Moore v. Collins

Bell, J.

1. Where an owner of premises procures from a subtenant a writing whereby the subtenant agrees “to rent said premises” from the owner at a stipulated monthly rental from a day named, which exceeds the rent promised by the original tenant, and where thereafter the party in possession executing such agreement remains in possession, - paying the rentals as stipulated in the writing, which rentals the owner accepts, the relation of landlord and tenant exists between the owner and the other party from the date of the execution of the agreement. McConnell v. East Point Land Co., 100 Ga. 129 (28 S. E. 80); Hudson v. Stewart, 110 Ga. 37 (35 S. E. 178); Mendel v. Barrett, 32 Ga. App. 581 (124 S. E. 107); Weed v. Lindsay, 88 Ga. 686 (15 S. E. 836).

2. In a proceeding by the owner of premises to dispossess a tenant under the provisions of the Civil Code (1910), §§ 5385-9, for nonpayment of *702rent when due, where the landlord has not waived a “strict adherence to the tei’ms of the lease contract” (Mahoney v.
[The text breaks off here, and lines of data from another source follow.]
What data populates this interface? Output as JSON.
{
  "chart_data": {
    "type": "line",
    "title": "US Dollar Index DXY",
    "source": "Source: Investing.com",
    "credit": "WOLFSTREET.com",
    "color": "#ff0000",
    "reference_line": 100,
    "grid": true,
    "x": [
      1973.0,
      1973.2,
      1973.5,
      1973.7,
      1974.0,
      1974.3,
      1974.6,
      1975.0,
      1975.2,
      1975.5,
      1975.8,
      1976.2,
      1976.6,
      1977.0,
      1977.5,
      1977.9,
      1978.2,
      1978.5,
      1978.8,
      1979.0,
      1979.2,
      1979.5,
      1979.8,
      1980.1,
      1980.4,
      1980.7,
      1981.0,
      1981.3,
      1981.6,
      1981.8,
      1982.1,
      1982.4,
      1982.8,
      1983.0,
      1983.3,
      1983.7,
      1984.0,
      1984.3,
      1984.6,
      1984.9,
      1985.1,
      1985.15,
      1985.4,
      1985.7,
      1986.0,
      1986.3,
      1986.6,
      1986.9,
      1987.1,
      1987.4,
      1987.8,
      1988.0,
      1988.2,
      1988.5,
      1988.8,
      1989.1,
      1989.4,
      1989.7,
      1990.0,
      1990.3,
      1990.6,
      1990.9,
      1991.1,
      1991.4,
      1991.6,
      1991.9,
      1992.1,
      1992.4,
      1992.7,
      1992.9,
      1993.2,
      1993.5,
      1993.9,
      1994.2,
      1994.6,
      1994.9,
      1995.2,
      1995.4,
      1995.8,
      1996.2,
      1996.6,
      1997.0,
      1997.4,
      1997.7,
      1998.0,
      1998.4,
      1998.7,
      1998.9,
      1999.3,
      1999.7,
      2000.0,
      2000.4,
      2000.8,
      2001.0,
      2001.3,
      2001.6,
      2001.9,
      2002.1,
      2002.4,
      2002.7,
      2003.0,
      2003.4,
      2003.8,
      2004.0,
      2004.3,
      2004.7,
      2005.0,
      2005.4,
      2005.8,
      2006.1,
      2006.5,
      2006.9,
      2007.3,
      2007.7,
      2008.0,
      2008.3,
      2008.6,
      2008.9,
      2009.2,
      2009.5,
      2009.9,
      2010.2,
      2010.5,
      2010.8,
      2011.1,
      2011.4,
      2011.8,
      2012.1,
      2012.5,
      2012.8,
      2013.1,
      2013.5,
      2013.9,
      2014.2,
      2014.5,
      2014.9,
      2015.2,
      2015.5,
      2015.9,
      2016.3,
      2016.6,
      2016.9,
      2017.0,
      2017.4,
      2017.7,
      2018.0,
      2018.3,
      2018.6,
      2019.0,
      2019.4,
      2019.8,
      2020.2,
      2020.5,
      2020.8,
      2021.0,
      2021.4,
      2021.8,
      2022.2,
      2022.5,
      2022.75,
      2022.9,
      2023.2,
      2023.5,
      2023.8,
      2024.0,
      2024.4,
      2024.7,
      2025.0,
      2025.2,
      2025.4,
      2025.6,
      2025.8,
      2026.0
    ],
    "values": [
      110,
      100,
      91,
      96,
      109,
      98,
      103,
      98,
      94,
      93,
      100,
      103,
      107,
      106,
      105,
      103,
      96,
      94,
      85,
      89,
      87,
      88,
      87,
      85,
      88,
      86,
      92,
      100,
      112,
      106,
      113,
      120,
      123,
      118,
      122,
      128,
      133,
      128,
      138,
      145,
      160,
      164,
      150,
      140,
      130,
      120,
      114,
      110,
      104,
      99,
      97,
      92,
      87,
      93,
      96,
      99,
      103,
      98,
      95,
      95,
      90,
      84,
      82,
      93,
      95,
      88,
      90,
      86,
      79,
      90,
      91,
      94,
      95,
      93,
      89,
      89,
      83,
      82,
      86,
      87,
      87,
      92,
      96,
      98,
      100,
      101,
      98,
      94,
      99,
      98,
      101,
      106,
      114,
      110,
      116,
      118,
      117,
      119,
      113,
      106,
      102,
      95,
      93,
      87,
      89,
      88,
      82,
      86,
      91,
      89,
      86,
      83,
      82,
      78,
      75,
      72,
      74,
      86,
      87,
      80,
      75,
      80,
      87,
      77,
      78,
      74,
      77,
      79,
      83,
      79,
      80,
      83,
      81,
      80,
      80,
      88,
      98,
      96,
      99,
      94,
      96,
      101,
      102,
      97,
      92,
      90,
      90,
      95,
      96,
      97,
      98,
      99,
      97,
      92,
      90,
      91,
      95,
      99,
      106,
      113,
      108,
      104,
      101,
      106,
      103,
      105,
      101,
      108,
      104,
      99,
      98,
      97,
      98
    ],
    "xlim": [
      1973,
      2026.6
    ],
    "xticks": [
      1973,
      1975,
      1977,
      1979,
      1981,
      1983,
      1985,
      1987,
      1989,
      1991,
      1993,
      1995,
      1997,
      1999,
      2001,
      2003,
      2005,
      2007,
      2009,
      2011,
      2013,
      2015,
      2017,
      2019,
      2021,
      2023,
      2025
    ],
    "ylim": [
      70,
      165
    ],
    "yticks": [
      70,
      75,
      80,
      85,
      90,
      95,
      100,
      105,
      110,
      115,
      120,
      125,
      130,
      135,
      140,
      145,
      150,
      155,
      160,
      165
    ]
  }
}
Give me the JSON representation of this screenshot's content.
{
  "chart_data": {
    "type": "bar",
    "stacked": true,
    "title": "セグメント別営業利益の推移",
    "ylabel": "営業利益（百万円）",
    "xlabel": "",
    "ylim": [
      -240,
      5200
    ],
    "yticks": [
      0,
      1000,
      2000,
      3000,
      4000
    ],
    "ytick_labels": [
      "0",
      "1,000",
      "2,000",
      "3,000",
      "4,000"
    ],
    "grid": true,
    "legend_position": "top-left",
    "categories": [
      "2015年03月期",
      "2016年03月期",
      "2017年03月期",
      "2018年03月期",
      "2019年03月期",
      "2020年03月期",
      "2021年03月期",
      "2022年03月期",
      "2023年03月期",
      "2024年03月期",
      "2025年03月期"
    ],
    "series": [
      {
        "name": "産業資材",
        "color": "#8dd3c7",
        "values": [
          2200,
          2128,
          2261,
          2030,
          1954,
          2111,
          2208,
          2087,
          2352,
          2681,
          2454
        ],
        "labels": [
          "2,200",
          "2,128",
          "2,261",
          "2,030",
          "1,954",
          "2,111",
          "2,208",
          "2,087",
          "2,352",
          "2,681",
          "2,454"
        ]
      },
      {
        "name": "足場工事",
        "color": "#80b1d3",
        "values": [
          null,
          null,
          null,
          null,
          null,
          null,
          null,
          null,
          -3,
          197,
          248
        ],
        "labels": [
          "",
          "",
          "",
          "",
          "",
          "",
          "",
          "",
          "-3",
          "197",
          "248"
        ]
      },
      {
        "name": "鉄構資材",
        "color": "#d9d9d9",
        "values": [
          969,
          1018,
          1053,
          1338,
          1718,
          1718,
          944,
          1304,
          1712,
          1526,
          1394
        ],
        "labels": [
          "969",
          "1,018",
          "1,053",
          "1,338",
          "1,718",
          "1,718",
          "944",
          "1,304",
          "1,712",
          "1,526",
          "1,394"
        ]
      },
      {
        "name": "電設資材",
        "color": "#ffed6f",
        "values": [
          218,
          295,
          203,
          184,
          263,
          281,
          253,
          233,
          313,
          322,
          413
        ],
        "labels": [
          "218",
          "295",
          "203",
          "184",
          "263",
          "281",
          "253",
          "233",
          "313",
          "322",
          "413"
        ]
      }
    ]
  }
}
McKenzie, 27 Ga. App. 245 (2), 107 S. E. 775), it is not essential that the plaintiff should prove a demand for payment of the rent prior to the institution of the proceeding. Hicks v. Beacham, 131 Ga. 89 (62 S. E. 45); Carter v. Sutton, 147 Ga. 496 (3) (94 S. E. 760); Huff v. Markham, 70 Ga. 284 (2); Talley v. Mitchell, 138 Ga. 392 (4) (75 S. E. 465).

Decided April 16, 1927. John W. Sheppard, A. S. Way, for plaintiffs. S. T. Brewton, P. M. Anderson, for defendant.

3. Nor is it necessary to prove a demand for the possession of the premises where it appears that tne demand, if made, would have been refused. The defendant in this case having testified, “If he [the owner] had demanded possession, I wouldn’t have given it up,” it is immaterial whether or not such demand was made. Werner v. Footman, 54 Ga. 128 (2, 5); Ballard v. Daniel, 18 Ga. App. 449 (2) (89 S. E. 603); 36 C. J. 396.

4. Although the defendant went into possession of the premises as a subtenant of the original tenant, he could not, as against the owner, attorn to the original tenant after the execution of the writing above referred to and after the owner had elected to hold him as tenant. New v. Quinn, 31 Ga. App. 102 (119 S. E. 457), and cit.

5. Applying the above rulings to the undisputed evidence, the verdict in favor of the defendant that he should not be evicted was contrary to law, and the plaintiff was entitled to a new trial.

6. In eviction proceedings against a tenant under the Civil Code (1910), §§ 5385-9, where the tenant files a counter-affidavit and bond, he may be charged with double rent, or double the rental value of the property, as the case may be (see Stanley v. Stembridge, 140 Ga. 750 (4, 5), 79 S. E. 842), from the date of the demand for the premises, or, if such date is not shown, from the date of the issuance of the dispossessory warrant, provided the plaintiff is entitled to prevail in such case. Crider v. Hedden, 26 Ga. App. 737 (107 S. E. 345); Hindman v. Raper, 143 Ga. 643 (2) (85 S. E. 843).

(a) Under the facts appearing, the judge erred in so charging the jury as to imply that the plaintiff was seeking to recover double rent for one month only, and apparently to limit the plaintiff’s right to such recovery. However, in view of the ruling in the preceding paragraph, it is not necessary to decide whether such error in the .charge would in itself be ground for a new trial, the jury having found unqualifiedly in favor of the defendant. Howard v. Ga. Ry. & Power Co., 35 Ga. App. 273 (8) (133 S. E. 57).

7. The court erred in refusing the plaintiff’s motion for a new trial.

Judgment reversed.

Jenkins, P. J., and Stephens, J., concur.